No credibility? Big deal.

The New York Times' editorial response to the Bush administration's aggressive distribution of fake news reports strikes me as off-the-mark:

If using pretend news is one of the ways these stations have chosen to save money, it's a false economy. If it represents a political decision to support President Bush, it will eventually backfire. This kind of practice cheapens the real commodity that television stations have to sell during their news hours: their credibility.

Will the television stations really lose that much credibility? I'm inclined to think not.

The 2004 elections demonstrate that the public doesn't put too much independent value on being told the truth. We knew before the election that the Bush administration's arguments for invading Iraq depended upon highly speculative evidence that was sold as "slam-dunk." Dick Cheney repeatedly suggested that 9-11 was much more closely tied to Saddam Hussein than it in fact was. This lack of truth-telling (ok, lying) was not enough damage the president's credibility in any way that mattered.

The same might be said for Bill Clinton in the Monica Lewinsky scandal. Sure, he lied, but the public doesn't seem to have held it against him.

Maybe, though, politicians and presidents can't be compared with television news stations on the issue of credibility. Dan Rather's faulty report for CBS about Bush's national guard service may have have hurt his credibility far more than any overzealous interpretation of tentative intelligence seems to have hurt Bush -- at least if you believe what what you read in the blogosphere.

I suspect, though, that CBS' credibility won't suffer too much in the long run. FoxNews, after all, continues its crusade against journalistic standards without any public uproar, and certainly without much public rejection. Ultimately, television news is probably no different from politicians. Both have so little credibility left to lose that they need not fear losing any.

What really counts, for both politicians and news organizations, may be whether or not they make the public feel good about themselves.
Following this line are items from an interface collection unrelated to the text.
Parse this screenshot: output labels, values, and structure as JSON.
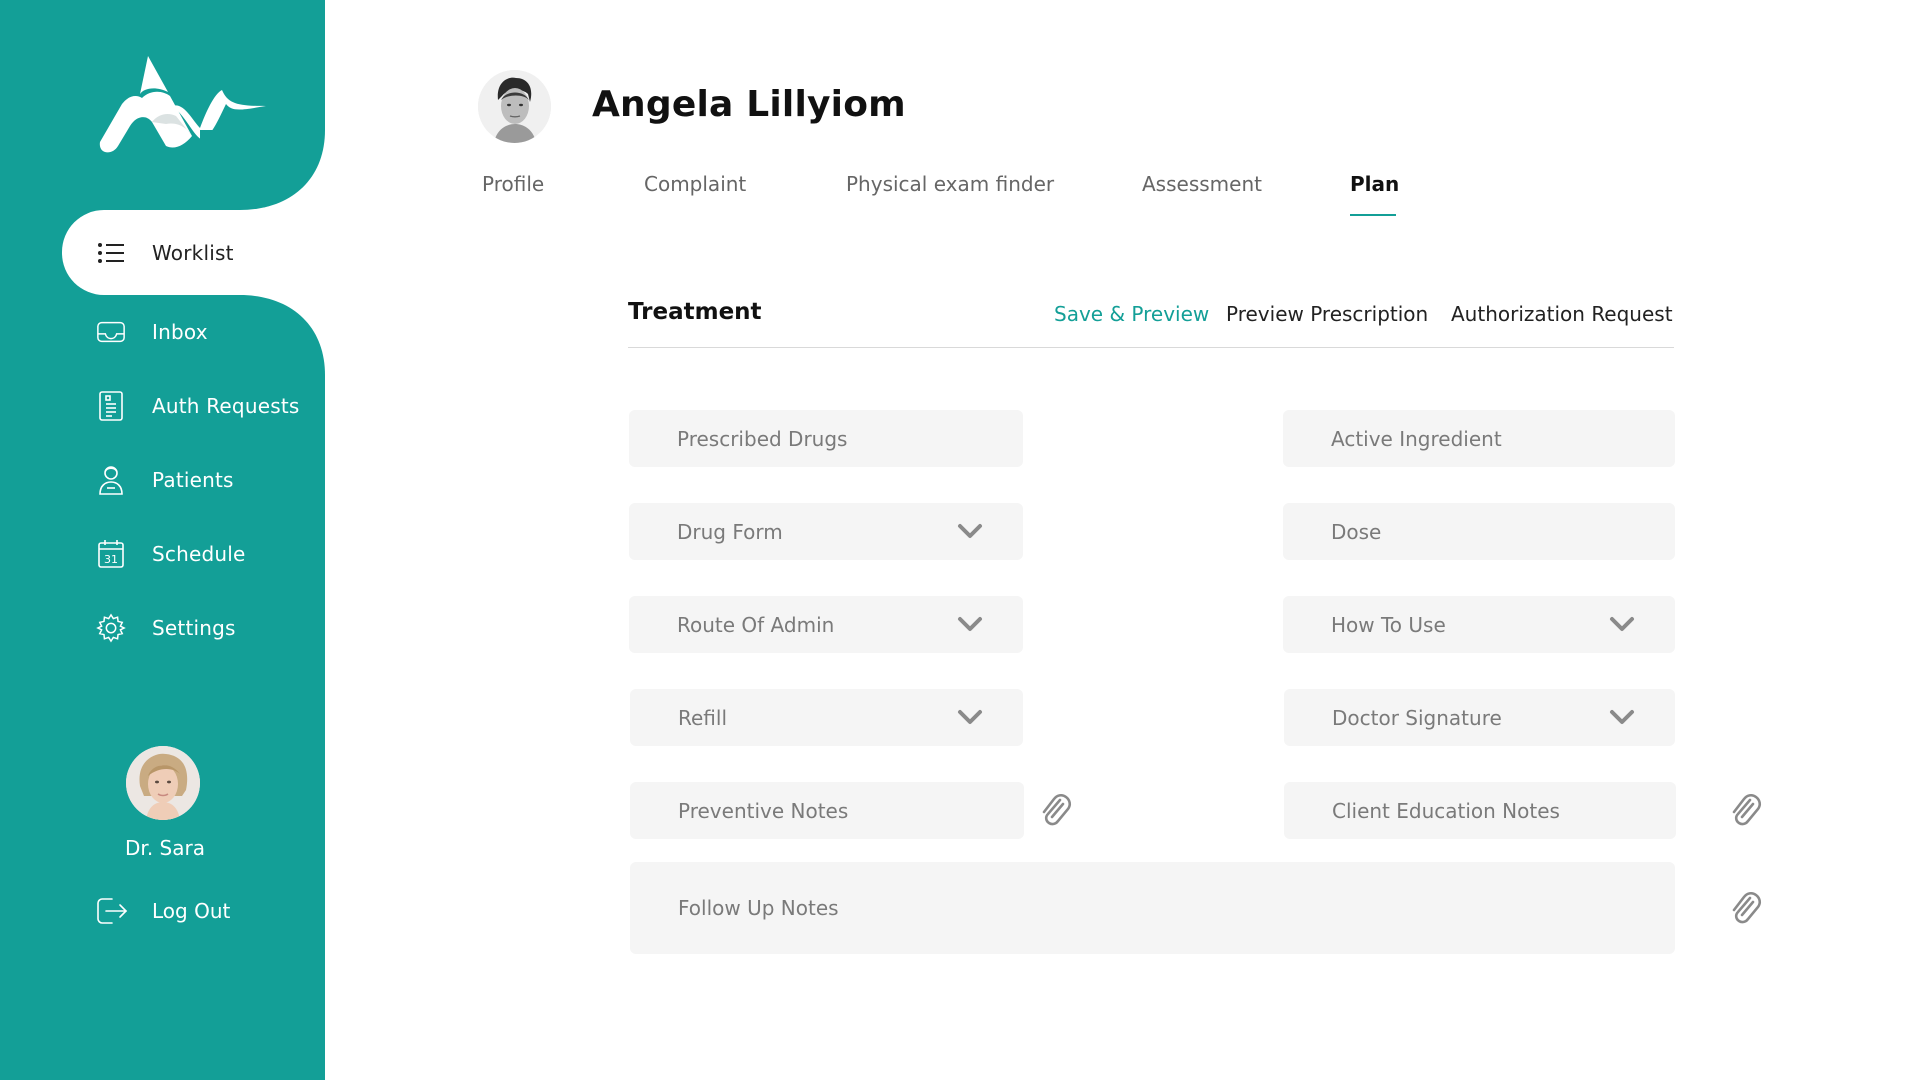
{
  "app": {
    "brand_color": "#139f97",
    "logo_icon": "brand-logo"
  },
  "sidebar": {
    "items": [
      {
        "label": "Worklist",
        "icon": "list-icon",
        "active": true
      },
      {
        "label": "Inbox",
        "icon": "inbox-icon"
      },
      {
        "label": "Auth Requests",
        "icon": "document-icon"
      },
      {
        "label": "Patients",
        "icon": "patient-icon"
      },
      {
        "label": "Schedule",
        "icon": "calendar-icon"
      },
      {
        "label": "Settings",
        "icon": "gear-icon"
      }
    ],
    "user_name": "Dr. Sara",
    "logout_label": "Log Out"
  },
  "patient": {
    "name": "Angela Lillyiom"
  },
  "tabs": [
    {
      "label": "Profile"
    },
    {
      "label": "Complaint"
    },
    {
      "label": "Physical exam finder"
    },
    {
      "label": "Assessment"
    },
    {
      "label": "Plan",
      "active": true
    }
  ],
  "treatment": {
    "title": "Treatment",
    "actions": {
      "save_preview": "Save & Preview",
      "preview_prescription": "Preview Prescription",
      "authorization_request": "Authorization Request"
    },
    "fields": {
      "prescribed_drugs": "Prescribed Drugs",
      "active_ingredient": "Active Ingredient",
      "drug_form": "Drug Form",
      "dose": "Dose",
      "route_of_admin": "Route Of Admin",
      "how_to_use": "How To Use",
      "refill": "Refill",
      "doctor_signature": "Doctor Signature",
      "preventive_notes": "Preventive Notes",
      "client_education_notes": "Client Education Notes",
      "follow_up_notes": "Follow Up Notes"
    }
  }
}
In a consumer culture like ours, where we expect everyone to be a salesman and treat every thing as a product, the only thing that counts is whether the product makes us feel young, pretty, loved, strong, or righteous. We don't expect the real thing, but we do require the feelings.

Bush, Clinton, and FoxNews all seem to be able to do this despite their lack of credibility. Whatever the source of television news stations' success, I don't think the Bush propaganda pieces are going to wipe it out.